Feds Cut Out Counties to Keep New Mexico Immigrant Detention Centers Open Despite State Ban
New Mexico’s new law banning local involvement in ICE contracts was supposed to shutter immigrant detention centers in Cibola and Torrance counties. Instead, the federal government sidestepped counties and directly contracted with private prison giant CoreCivic to keep these lockups running. This move flies in the face of local opposition and raises fresh concerns about secrecy and accountability.
The federal government has found a way to keep immigrant detention centers open in New Mexico despite a state law designed to shut them down. On May 1, U.S. Immigration and Customs Enforcement (ICE) began a direct contract with private prison operator CoreCivic to house detainees in facilities located in Cibola and Torrance counties. This contract bypasses county governments entirely, effectively nullifying the state’s recently passed Immigrant Safety Act, which prohibits local involvement in ICE detention contracts.
Previously, county governments acted as middlemen between ICE and CoreCivic. But with the new law set to take effect on May 20, counties like Cibola and Torrance were expected to end their cooperation, potentially shuttering these facilities. Instead, ICE moved quickly to secure a direct contract with CoreCivic, awarding it on April 30 with a term extending through April 2027. The contract’s financial details remain opaque, though public databases show $13.4 million awarded so far.
Local officials confirmed their hands were forced.
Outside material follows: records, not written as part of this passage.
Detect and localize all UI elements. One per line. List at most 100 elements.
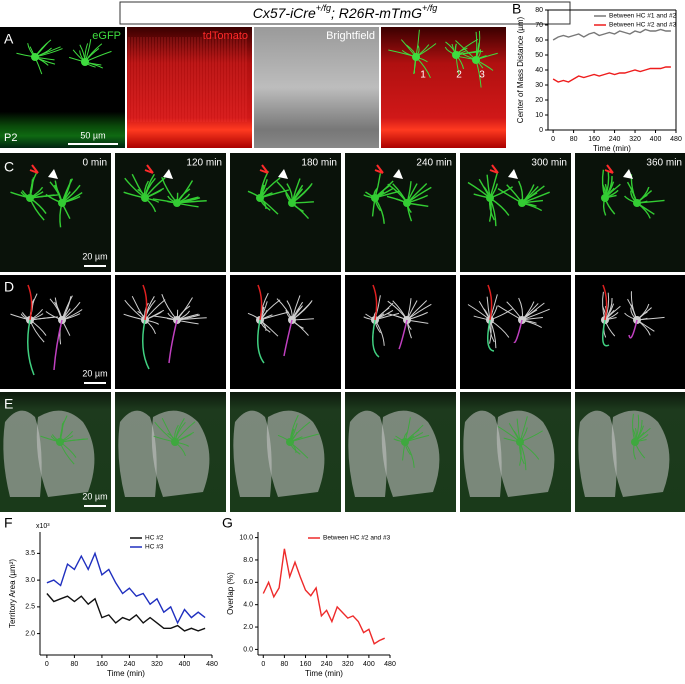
arrow — [374, 164, 384, 174]
soma — [81, 58, 89, 66]
trace — [513, 319, 523, 344]
x-tick-label: 160 — [300, 661, 312, 668]
timelapse-image — [115, 153, 226, 272]
trace — [372, 319, 380, 358]
trace — [398, 319, 408, 350]
image-brightfield — [254, 27, 379, 148]
time-label: 300 min — [531, 158, 567, 169]
y-axis-label: Overlap (%) — [226, 572, 235, 615]
panel-label: B — [512, 1, 521, 17]
soma — [173, 199, 181, 207]
tracing-image — [345, 275, 456, 389]
soma — [472, 56, 480, 64]
y-tick-label: 80 — [535, 7, 543, 14]
channel-label: Brightfield — [326, 30, 375, 42]
soma — [601, 194, 609, 202]
y-tick-label: 2.5 — [25, 604, 35, 611]
arrow — [259, 164, 269, 174]
x-axis-label: Time (min) — [107, 669, 145, 678]
x-tick-label: 320 — [151, 661, 163, 668]
time-label: 360 min — [646, 158, 682, 169]
trace — [142, 284, 148, 321]
cell-number: 2 — [456, 70, 462, 81]
x-tick-label: 0 — [551, 136, 555, 143]
legend-label: Between HC #2 and #3 — [323, 535, 391, 542]
scale-label: 50 µm — [80, 130, 105, 140]
soma — [171, 438, 179, 446]
y-tick-label: 10.0 — [239, 534, 253, 541]
arrow — [604, 164, 614, 174]
x-axis-label: Time (min) — [305, 669, 343, 678]
y-tick-label: 60 — [535, 37, 543, 44]
x-tick-label: 160 — [96, 661, 108, 668]
soma — [452, 51, 460, 59]
scale-label: 20 µm — [82, 491, 107, 501]
time-label: 0 min — [83, 158, 107, 169]
soma — [633, 199, 641, 207]
arrow — [29, 164, 39, 174]
panel-label: G — [222, 515, 233, 531]
territory — [118, 410, 157, 497]
figure-title: Cx57-iCre+/fg; R26R-mTmG+/fg — [253, 3, 438, 20]
arrowhead — [48, 169, 58, 179]
territory — [151, 410, 210, 497]
y-tick-label: 3.0 — [25, 577, 35, 584]
soma — [58, 199, 66, 207]
x-tick-label: 80 — [281, 661, 289, 668]
territory — [233, 410, 272, 497]
tracing-image — [230, 275, 341, 389]
trace — [602, 284, 608, 321]
legend-label: Between HC #1 and #2 — [609, 13, 677, 20]
soma — [256, 194, 264, 202]
y-tick-label: 70 — [535, 22, 543, 29]
axis-multiplier: x10³ — [36, 523, 50, 530]
arrowhead — [623, 169, 633, 179]
y-axis-label: Territory Area (µm²) — [8, 559, 17, 628]
x-tick-label: 320 — [629, 136, 641, 143]
y-tick-label: 10 — [535, 112, 543, 119]
trace — [142, 319, 150, 370]
arrowhead — [163, 169, 173, 179]
territory — [611, 410, 670, 497]
y-tick-label: 3.5 — [25, 550, 35, 557]
territory — [463, 410, 502, 497]
trace — [257, 284, 263, 321]
trace — [372, 284, 378, 321]
x-tick-label: 480 — [384, 661, 396, 668]
timelapse-image — [575, 153, 685, 272]
y-tick-label: 40 — [535, 67, 543, 74]
trace — [168, 319, 178, 364]
x-tick-label: 400 — [650, 136, 662, 143]
x-tick-label: 480 — [670, 136, 682, 143]
territory — [348, 410, 387, 497]
x-tick-label: 400 — [363, 661, 375, 668]
arrowhead — [508, 169, 518, 179]
x-tick-label: 240 — [609, 136, 621, 143]
trace — [487, 319, 495, 352]
image-merge — [381, 27, 506, 148]
image-egfp — [0, 27, 125, 148]
trace — [628, 319, 638, 339]
soma — [141, 194, 149, 202]
legend-label: Between HC #2 and #3 — [609, 22, 677, 29]
time-label: 180 min — [301, 158, 337, 169]
trace — [283, 319, 293, 357]
x-tick-label: 240 — [321, 661, 333, 668]
timelapse-image — [230, 153, 341, 272]
panel-label: D — [4, 279, 14, 295]
y-tick-label: 0.0 — [243, 646, 253, 653]
arrow — [144, 164, 154, 174]
soma — [31, 53, 39, 61]
soma — [288, 199, 296, 207]
tracing-image — [460, 275, 571, 389]
title-part: ; R26R-mTmG — [331, 5, 422, 21]
soma — [401, 438, 409, 446]
image-tdtomato — [127, 27, 252, 148]
soma — [412, 53, 420, 61]
trace — [487, 284, 493, 321]
arrow — [489, 164, 499, 174]
territory — [266, 410, 325, 497]
x-tick-label: 160 — [588, 136, 600, 143]
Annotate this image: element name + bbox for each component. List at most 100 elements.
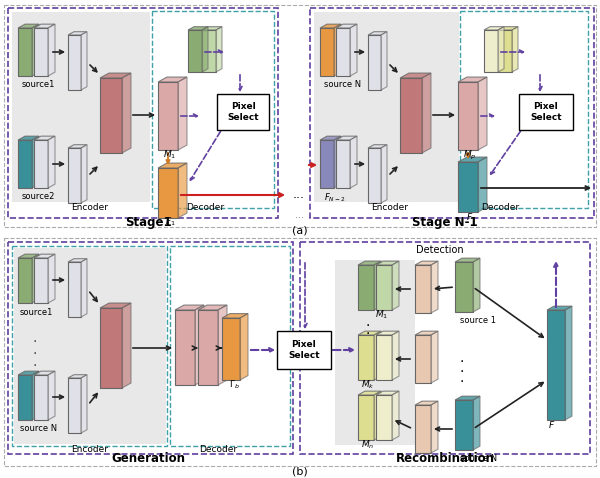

Cibola County Manager Kate Fletcher said the county is no longer involved with ICE detainees as of May 1, after receiving notice from ICE just days earlier. Torrance County’s contract expired in late March, and its manager says the county has no knowledge of any direct federal agreements that followed.
The third New Mexico facility, in Otero County, remains open under a separate arrangement. Unlike the other two, Otero’s center is county-owned and contracts with a different private company, Management and Training Corp. The state’s attempt to block Otero’s contract extension failed in the state Supreme Court.
These detention centers have long been under fire for abusive conditions including medical neglect, solitary confinement, and inadequate food and water. Advocates argue that New Mexicans overwhelmingly oppose housing immigrant detainees in their communities. Ian Philabaum of Innovation Law Lab called the direct contract a “rebuke of the will of the people” and questioned the legality of the sole-source contracting process, which bypassed competitive bidding rules.
While state lawmakers and local officials worried about economic fallout from closing the centers, the federal government’s move ensures that jobs tied to detention will continue. Cibola’s county manager expressed relief at the contract’s swift approval, contrasting it with slower state procurement processes.
This federal end-run around state law highlights the limits of local control over immigration enforcement and the persistent role of private prison companies in detaining immigrants. It underscores the urgent need for transparency and accountability in contracts that affect vulnerable populations behind bars.